Comment by mindslight
3 days ago
In many ways, the problem is that we do treat health care different. What other industry will actively reject attempts to ask about prices? What other industry just sends out bills with no contractual basis and exaggerated fraudulent amounts made up after the fact? What other industry do you need to buy "insurance" to even be able to financially communicate with service providers? What other industry does the government provision social services by telling businesses that they must serve some of the most expensive customers for free, and then ensures monopolies so those large losses can be made back from every other customer? What other industry is it impossible to obtain services until a professional declares that you "need" them, at which point it's supposed to be close to free?
These massive profits are because of the so-called "regulation" that has continued to keep market dynamics away, new entrants out, and the industry supremely entitled (from doctors to billing departments). The political debate continues to be sidetracked by doubling down on this mistaken idea of thinking constructive outcomes can simply be declared in law. What needs to happen is to focus on making healthcare a competitive market where patients have agency, while also providing direct financial subsidies when people need them.
The problem is that it is different. What other industry sells a product that you might need in order to survive or to not be disabled which requires the dedicated efforts of multiple professionals with a decade of post-secondary education? What other industry sells a product that you might suddenly need at a moment’s notice that is the only way you’ll survive the day, that requires sophisticated equipment, dedicated facilities, and a team of the aforementioned highly educated professionals?
Most industries are either optional things you want to have but can live without, or necessities you need on an ongoing basis that need more than a few minutes of individual attention.

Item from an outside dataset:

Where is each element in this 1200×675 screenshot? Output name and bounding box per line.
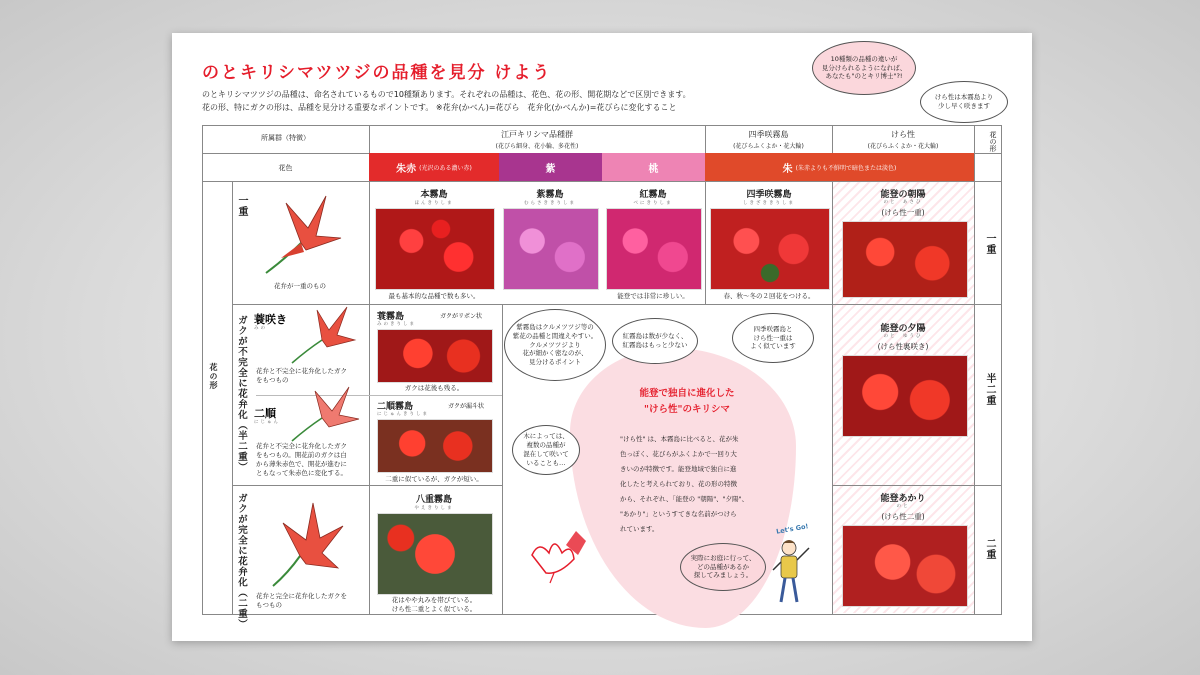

There’s a lot more to medicine than emergencies and lifesaving treatments. But I think those are the original sin from which the rest flows.
The basic question is this: should people be left to die if they have a sudden life-threatening event (heart attack, hit by a bus, shot) and they can’t demonstrate an ability to pay for treatment? (Note, not the same as not being able to pay for treatment. This would potentially apply to a rich person who got mugged and left for dead, for example.)
Few will answer “yes.” And everything else flows from the “no.” The US’s universal health care system is built around it. We pretend we don’t have universal health care, but we do. It’s just tremendously shoddy and weird. The one place with universal care is the hospital emergency room. Those have been required to treat everyone regardless of ability to pay since 1986. Once you start doing that, the rest flows from there. People start saying, what if it’s not critical to survival but they’ll be crippled without it? What if it’s life critical but there’s time to verify payment?
Can we do better without removing that? No doubt. But we’ll have a hard time getting to a proper competitive market.
Other industries with these characteristics (police, firefighting, rescue, ambulance if you count that separately from medicine) are usually handled by the government or at least contracted by them.
> Few will answer “yes.” And everything else flows from the "no."
Everything else has flowed from the "no", but I do not think it needs to have. Imagine the government being a definitive payer of last resort, instead of this unfunded mandate where hospitals have to provide emergency service for free but then receive a bunch of regulatory capture to make up for it.
That still leaves an avenue for hospitals to defraud the government about how much providing that care cost, and emergency care has that dynamic intrinsically regardless of who is paying. But that's still leaps ahead of basing the entire industry on a foundation of billing fraud shakedowns. And it would be a lot harder for emergency departments to claim exaggerated fraudulent costs when the rest of the hospital is charging much less.
The vast majority of care is not life saving emergency treatment, and this is where the brokenness of the current system gets really galling. For example I just had a specialist declare that the proper course of treatment is to follow up in 12 months. I nudged them that 12 months seemed like an awful long time, but they held fast. I would happily pay for another check in 6 months if the system would let me. But instead, the concept of patient agency has been completely scrapped in favor of top down "necessary" and "not necessary".
I think there are two paths. Having the government be a payer of last resort for emergency services starts you down the road of paying for more and more things. You’ll start asking questions like, why are we paying massive amounts to stabilize a poor, terminal cancer patient who collapsed when we could have paid 10x less on screening and early treatment? Why aren’t we paying for procedures that allow people to work and bring in more taxes than the procedure costs? Why are we ok with paying to save someone’s life when they’re hours away from death but not when it’s weeks away?
Eventually you’ll get something like the systems you see in most wealthy countries.
Or you can go the way we did, which is enact universal care in the dumbest way and pretend we didn’t.